If A and B are boolean variables, then consider:
AND -- A && B
Both A and B must be true to get a true result.
OR -- A || B
Either A and B must be true to get a true result - so if you have at least one
true, then the result will be true.
NOT -- !A
Not gives you the inverse (opposite), and it only takes one variable (whereas
AND and OR take 2).
The following code was built in class today (9/13/07). The commented part was done first and can be put back in to see an example
of how true/false booleans work.
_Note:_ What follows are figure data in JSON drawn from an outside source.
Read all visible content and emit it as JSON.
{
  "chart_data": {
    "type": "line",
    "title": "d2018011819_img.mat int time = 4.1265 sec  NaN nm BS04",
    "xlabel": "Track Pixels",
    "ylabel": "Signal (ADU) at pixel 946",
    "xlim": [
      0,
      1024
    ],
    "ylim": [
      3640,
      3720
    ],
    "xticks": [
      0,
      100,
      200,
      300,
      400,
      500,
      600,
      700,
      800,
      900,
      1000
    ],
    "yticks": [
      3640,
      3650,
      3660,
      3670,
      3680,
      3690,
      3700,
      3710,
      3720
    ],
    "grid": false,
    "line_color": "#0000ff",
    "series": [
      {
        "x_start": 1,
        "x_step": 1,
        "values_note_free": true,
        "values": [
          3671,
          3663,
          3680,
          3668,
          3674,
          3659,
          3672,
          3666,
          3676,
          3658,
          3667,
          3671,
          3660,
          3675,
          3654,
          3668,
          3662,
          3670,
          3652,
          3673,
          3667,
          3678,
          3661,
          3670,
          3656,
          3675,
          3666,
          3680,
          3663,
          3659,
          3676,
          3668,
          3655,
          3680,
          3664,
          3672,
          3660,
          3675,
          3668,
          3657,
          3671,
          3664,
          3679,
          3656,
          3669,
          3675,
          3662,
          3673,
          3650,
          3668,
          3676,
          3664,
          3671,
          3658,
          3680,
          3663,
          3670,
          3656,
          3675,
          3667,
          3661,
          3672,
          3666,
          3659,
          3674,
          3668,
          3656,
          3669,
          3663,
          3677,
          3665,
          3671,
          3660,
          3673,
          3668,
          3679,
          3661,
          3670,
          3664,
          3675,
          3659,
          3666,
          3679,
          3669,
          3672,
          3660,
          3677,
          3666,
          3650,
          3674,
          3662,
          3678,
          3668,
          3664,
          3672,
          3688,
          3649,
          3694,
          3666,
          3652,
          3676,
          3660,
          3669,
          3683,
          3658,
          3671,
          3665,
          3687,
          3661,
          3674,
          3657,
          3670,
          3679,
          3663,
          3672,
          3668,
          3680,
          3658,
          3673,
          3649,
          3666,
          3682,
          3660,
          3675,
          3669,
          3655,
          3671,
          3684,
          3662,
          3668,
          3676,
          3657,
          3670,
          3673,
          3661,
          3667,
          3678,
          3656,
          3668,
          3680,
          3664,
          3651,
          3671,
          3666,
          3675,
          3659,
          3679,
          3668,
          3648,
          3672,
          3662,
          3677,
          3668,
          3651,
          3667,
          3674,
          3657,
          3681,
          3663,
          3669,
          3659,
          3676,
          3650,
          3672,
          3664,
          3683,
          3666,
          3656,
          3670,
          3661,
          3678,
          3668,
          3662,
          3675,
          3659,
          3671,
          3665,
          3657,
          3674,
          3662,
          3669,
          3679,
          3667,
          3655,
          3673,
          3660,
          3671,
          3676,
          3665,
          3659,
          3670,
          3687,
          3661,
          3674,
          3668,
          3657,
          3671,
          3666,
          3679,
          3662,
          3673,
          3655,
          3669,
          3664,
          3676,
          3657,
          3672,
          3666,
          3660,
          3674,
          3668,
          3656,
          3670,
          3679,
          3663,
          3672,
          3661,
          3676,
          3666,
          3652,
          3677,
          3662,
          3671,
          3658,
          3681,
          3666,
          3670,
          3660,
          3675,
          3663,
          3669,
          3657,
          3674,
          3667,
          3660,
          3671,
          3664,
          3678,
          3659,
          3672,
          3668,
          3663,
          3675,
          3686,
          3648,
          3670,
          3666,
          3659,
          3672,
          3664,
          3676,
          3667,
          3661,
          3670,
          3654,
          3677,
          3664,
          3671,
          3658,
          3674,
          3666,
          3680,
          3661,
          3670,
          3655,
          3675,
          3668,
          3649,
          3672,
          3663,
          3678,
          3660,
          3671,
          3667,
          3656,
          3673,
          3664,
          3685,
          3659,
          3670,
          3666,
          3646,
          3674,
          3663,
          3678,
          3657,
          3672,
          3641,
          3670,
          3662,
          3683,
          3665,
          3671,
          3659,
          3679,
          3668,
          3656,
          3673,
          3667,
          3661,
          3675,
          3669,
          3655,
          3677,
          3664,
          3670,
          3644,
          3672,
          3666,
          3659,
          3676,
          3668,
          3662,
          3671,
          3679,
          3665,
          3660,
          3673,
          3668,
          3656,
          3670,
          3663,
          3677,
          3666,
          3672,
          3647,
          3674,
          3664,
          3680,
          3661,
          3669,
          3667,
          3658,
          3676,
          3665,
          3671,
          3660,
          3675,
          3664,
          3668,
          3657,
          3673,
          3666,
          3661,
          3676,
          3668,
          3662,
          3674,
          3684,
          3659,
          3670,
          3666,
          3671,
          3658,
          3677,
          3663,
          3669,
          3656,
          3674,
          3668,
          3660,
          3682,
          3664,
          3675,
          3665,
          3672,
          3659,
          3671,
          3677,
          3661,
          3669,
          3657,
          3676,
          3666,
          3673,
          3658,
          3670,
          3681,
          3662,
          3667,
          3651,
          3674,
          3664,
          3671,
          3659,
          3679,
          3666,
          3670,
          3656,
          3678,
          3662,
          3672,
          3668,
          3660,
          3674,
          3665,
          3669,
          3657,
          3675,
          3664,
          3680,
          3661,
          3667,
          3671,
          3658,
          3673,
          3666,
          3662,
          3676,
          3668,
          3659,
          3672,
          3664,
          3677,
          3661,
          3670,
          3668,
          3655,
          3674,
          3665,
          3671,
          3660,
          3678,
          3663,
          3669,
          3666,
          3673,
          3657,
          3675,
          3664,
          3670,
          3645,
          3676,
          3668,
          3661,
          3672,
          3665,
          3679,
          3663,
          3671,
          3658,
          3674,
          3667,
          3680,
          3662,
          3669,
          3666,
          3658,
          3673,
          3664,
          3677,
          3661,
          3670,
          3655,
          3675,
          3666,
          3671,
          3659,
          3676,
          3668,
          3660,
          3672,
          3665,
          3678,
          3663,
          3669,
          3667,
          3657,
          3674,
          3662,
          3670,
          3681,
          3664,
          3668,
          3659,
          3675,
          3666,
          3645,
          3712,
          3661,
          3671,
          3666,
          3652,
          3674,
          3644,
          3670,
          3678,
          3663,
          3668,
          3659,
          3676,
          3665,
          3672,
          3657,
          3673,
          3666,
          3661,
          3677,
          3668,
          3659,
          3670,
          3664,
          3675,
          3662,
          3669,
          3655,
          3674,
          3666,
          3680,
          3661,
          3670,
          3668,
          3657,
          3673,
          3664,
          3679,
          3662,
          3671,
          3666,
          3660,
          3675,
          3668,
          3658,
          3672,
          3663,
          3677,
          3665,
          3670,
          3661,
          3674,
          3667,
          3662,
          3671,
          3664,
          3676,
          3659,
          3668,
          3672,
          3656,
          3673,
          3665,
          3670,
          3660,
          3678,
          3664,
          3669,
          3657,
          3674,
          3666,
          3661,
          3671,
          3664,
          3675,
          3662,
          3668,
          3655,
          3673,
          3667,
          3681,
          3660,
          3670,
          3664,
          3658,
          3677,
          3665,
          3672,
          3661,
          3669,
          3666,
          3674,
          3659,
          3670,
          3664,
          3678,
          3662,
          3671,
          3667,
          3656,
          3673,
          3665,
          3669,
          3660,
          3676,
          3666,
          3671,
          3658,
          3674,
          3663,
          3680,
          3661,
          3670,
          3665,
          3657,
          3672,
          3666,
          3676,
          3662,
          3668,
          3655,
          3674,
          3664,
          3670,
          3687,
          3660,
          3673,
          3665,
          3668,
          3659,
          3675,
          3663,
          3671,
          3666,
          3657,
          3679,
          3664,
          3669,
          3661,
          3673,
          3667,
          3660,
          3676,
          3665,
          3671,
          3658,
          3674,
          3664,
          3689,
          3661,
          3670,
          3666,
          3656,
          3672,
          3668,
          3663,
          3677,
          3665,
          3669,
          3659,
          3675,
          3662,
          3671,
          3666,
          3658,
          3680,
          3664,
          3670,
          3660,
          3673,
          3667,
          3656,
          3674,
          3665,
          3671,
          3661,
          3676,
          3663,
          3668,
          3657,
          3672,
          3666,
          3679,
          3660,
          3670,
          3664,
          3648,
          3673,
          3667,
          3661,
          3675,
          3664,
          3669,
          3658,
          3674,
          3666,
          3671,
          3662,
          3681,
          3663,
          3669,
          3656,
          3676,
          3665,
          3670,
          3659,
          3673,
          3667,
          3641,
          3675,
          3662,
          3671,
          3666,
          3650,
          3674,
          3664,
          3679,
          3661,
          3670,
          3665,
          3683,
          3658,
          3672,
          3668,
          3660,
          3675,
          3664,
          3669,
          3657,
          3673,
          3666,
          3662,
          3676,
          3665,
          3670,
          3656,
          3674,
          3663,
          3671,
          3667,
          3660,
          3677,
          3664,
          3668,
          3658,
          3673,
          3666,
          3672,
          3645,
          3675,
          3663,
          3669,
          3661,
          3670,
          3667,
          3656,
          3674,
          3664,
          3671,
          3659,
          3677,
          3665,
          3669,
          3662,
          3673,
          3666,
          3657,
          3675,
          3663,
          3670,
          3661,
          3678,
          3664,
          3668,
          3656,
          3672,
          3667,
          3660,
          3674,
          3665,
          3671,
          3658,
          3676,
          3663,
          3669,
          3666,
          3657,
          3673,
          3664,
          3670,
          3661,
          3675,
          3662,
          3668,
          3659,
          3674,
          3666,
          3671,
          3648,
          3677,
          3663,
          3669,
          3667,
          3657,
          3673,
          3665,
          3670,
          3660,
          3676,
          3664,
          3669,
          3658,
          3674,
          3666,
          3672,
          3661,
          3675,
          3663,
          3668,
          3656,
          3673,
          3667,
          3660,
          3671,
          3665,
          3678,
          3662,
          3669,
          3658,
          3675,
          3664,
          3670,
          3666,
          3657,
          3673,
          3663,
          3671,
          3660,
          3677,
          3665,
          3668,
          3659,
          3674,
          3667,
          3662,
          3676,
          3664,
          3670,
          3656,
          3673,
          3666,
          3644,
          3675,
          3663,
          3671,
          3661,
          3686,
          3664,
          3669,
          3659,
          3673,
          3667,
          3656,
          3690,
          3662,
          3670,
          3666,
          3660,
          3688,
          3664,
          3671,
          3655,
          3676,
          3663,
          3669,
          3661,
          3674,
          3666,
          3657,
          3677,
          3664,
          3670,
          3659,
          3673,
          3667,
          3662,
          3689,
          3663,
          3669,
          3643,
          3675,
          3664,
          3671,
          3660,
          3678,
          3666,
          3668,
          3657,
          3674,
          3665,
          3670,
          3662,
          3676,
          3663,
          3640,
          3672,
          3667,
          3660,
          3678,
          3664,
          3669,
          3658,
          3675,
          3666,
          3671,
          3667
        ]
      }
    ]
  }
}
Notice that it only gives you one try and
guessing, so next week (based upon Chapter 5 content), we'll add the idea of
repeating the guessing.
using System;
using System.Collections.Generic;
using System.Text;
namespace _303_fall_07_lecture__07
{
class Program
{
static void Main(string[] args)
{
//bool A, B;
//A = false;
//B = false;
//if (A == true)
//{
// Console.WriteLine("1");
//}
//else
//{
// if (B)
// {
// Console.WriteLine("2");
// }
// else
// {
// Console.WriteLine("3");
// }
//}
//Console.Write("Press ENTER to end the program");
//Console.ReadLine();
int magic_number = 13;
int guess;
Console.Write("Please enter a number between 1 and 100: ");
guess = Convert.ToInt32(Console.ReadLine());
if (guess == magic_number)
{
Console.WriteLine("You got it!");
}
else if (guess < magic_number)
{
Console.WriteLine("You should guess higher");
}
else // not really necessary to test if (guess > magic_number) b.c we know
{
Console.WriteLine("You should guess lower");
}
}
}
}